The sun is rising when Charles leaves the White Lion. The sky is clear, the air sharp. The people whom he passes seem to feel classless at this hour, and a few greet him. He doesn’t want to see them. He heads towards the Undercliff. He’s worried that he’s more desperate than noble, but the warmth caused by walking makes it hard to be gloomy. The sun seems to smell like warm stone, and the trees seem religious in an ancient way. Charles sees a fox and a deer, who seem to feel he’s intruding. There’s a painting by Pisanello of St. Hubert in a forest, surrounded by animals. He seems shocked by the equality of all existence on Earth.
The idea that people’s sense of their own class can change according to the time of day reveals class as a social construct, rather than something inherent and immutable. The allusion to the Pisanello painting reinforces this sense of an essential, almost primeval equality. Meanwhile, Charles himself is increasingly being torn down from his upper-class pedestal, first by his uncle’s marriage and now by his decreasing sense of intellectual and moral superiority.
Birds sing throughout the woods, and Charles feels like he’s in a perfect world where everything is unique. He watches a wren singing like an angel of evolution that thinks nothing can surpass it. Charles is amazed that this world exists alongside everyday life. Everything ordinary seems horrible and boring now. The wren’s song seems to suggest that life is more important than death and the individual more important than the species. Everyone thinks this way in the twentieth century, but Charles sees it as the chaos that comes when order is torn away. He’s like Sarah; he can only envy the wren’s happiness in this perfect world, but he can’t feel it himself.
Fowles attempts to give the twentieth-century reader a window into Charles’s distinctly Victorian mindset that places the species—in other words, society—in such primacy over the individual person. In some sense, Fowles is implying that the twentieth century takes a more natural view of life and societal order, as Charles’s glimpse of the twentieth-century perspective is inspired by the natural world around him. Charles finally begins to empathize with Sarah in a small way.
Charles takes the path that’s out of sight of the Dairy. He feels like everything in the forest is watching him. He heads towards the ocean and the land levels out into meadows. He sees a tumbledown barn where the dairyman stores hay; a hundred years later, it will be gone. It seems deserted, and Charles approaches nervously. The door is closed, and he looks through a window but doesn’t see Sarah. He waits a few minutes, then finally opens the door. Hay fills three stalls, and light is slanting through the window. He sees a bonnet hanging from a nail, and he’s terrified that something awful lies below it. He almost runs away, but he hears a sound and moves forward.
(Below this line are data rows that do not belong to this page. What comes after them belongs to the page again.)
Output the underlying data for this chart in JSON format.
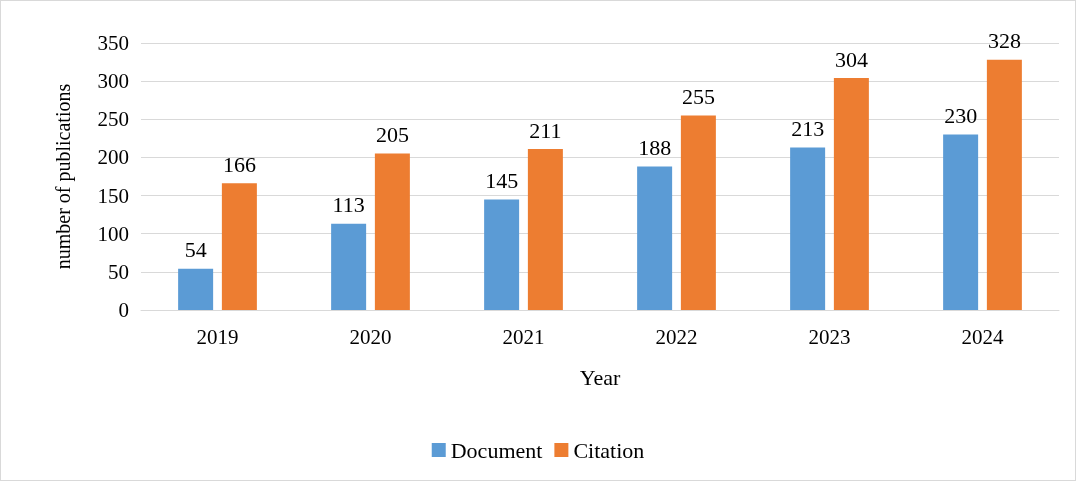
{
  "chart_data": {
    "type": "bar",
    "xlabel": "Year",
    "ylabel": "number of publications",
    "categories": [
      "2019",
      "2020",
      "2021",
      "2022",
      "2023",
      "2024"
    ],
    "series": [
      {
        "name": "Document",
        "color": "#5b9bd5",
        "values": [
          54,
          113,
          145,
          188,
          213,
          230
        ]
      },
      {
        "name": "Citation",
        "color": "#ed7d31",
        "values": [
          166,
          205,
          211,
          255,
          304,
          328
        ]
      }
    ],
    "ylim": [
      0,
      350
    ],
    "yticks": [
      0,
      50,
      100,
      150,
      200,
      250,
      300,
      350
    ],
    "grid": "y",
    "legend": "bottom",
    "data_labels": true
  }
}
Though this meeting feels intensely important for Charles and for the plot of the novel, Fowles marks its importance as fleeting by mentioning that the barn will no longer exist by the time of his writing, contributing to the presence of change throughout the story. For a moment in the barn, Sarah could very well be either alive or dead; this is a moment of crisis that might shade Charles’s subsequent actions with desperation and/or relief.